I should note that I don’t have the tolerance for extraordinary violence in movies that I used to. I’ll usually be fine with a certain level of stylized violence in my movies, as long as the bloodletting isn’t the entire point: I could handle the almost cartoony level of limb-chopping and blood-spurting in Kill Bill, for instance, but I have absolutely zero desire to ever sit through any of the recent “torture porn”-style horror flicks. One of my best friends when I was a teenager was a diehard devoteĆ© of Fangoria magazine and made me sit through countless gore-filled horror flicks, and I just never was able to gain any real kind of appreciation for them. And I seem to be becoming even less appreciative of excessive amounts of blood in movies as I approach forty.
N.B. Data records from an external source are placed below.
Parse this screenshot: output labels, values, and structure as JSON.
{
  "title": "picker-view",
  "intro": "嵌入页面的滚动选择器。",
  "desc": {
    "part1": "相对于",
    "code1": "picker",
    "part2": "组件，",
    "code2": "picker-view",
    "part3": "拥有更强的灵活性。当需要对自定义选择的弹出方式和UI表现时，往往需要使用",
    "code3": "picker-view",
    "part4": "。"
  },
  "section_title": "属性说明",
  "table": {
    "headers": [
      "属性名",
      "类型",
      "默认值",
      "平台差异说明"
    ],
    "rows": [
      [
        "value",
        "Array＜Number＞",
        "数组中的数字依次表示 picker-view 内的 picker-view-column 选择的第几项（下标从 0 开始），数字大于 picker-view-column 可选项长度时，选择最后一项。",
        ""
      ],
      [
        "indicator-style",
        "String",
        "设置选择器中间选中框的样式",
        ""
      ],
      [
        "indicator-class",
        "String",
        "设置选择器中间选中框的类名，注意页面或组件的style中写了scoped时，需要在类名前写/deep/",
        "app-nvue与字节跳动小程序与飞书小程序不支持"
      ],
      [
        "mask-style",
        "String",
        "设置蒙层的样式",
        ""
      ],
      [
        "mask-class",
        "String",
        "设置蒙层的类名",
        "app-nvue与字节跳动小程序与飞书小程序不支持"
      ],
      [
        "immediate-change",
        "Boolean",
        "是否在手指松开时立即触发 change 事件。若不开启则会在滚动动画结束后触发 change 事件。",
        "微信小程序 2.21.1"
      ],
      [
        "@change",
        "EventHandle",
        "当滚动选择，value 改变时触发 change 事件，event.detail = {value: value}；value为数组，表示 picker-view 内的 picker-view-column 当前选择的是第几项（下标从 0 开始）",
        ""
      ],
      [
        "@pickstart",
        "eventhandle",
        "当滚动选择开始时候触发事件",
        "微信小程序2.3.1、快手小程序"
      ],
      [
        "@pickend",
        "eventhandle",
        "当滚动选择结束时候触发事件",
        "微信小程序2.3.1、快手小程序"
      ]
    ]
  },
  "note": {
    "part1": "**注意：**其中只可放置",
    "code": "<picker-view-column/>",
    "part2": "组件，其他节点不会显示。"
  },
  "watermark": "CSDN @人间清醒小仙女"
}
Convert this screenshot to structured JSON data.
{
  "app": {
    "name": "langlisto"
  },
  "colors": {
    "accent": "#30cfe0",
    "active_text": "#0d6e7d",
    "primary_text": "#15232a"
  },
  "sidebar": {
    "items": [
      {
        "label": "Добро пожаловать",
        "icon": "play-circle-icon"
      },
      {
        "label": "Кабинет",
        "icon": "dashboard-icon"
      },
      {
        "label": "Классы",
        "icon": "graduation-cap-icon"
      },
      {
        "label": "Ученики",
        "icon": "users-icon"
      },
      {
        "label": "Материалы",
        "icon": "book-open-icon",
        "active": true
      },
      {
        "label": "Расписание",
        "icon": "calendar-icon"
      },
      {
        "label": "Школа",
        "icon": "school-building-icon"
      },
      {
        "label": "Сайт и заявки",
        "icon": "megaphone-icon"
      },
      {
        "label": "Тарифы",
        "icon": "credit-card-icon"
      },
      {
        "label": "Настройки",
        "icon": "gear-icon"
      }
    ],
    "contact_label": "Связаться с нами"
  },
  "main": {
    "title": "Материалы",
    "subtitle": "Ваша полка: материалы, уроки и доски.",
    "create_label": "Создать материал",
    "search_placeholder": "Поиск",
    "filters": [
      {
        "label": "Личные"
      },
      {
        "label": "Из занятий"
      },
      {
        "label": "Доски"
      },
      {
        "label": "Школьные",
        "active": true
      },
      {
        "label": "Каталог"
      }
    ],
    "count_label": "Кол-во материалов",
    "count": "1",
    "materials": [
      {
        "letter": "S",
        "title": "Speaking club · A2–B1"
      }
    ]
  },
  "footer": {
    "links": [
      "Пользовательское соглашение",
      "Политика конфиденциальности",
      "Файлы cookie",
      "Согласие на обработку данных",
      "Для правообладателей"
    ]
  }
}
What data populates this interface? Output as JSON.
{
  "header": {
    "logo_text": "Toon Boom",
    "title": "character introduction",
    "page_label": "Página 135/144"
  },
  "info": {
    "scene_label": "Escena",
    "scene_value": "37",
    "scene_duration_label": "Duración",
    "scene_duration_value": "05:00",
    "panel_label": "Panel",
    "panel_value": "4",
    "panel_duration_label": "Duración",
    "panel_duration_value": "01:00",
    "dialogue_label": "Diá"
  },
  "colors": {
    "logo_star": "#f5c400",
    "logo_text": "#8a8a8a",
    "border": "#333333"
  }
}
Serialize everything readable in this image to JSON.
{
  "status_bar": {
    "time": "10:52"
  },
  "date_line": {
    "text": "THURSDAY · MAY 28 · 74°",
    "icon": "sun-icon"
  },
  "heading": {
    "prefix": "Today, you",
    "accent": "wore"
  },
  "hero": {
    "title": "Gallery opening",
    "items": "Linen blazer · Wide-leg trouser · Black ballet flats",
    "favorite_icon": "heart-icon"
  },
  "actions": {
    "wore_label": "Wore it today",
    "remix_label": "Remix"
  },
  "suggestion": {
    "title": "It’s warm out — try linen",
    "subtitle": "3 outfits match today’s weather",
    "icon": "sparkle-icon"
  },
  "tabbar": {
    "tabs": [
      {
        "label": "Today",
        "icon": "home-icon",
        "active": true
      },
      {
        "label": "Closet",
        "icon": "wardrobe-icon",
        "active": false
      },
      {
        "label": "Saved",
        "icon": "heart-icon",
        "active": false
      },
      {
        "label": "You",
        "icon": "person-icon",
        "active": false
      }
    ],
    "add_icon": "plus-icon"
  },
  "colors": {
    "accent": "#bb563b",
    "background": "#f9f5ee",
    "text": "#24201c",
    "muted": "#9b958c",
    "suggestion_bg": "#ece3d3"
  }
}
Now, though, I’ve started reading early reviews of Inglourious Basterds after its debut at the Cannes Film Festival that indicate that it’s…well, that it’s far more talky than reviewers had expected. Early buzz is that it’s dialogue- and actor-driven with a fairly limited amount of action. Dialogue- and actor-drive Tarantino? That I very much can get behind — but I’m still not sure about the amount and kinds of brutality implied by the film’s marketing. I realize that hyping the violence angle is far, far more likely to draw in viewers than hyping the quality of the dialogue — especially of the demographic most likely to want to see a Tarantino movie. But as someone who feels like I should have this movie marketed to me, I’m more than a little turned off by all of the blood. And isn’t misrepresenting the movie, if it is indeed as talky and less action-y as it now sounds, an awfully dangerous (if time-honored) marketing strategy?
Do any of you have any thoughts here? Anyone have any sort of early opinion one way or the other?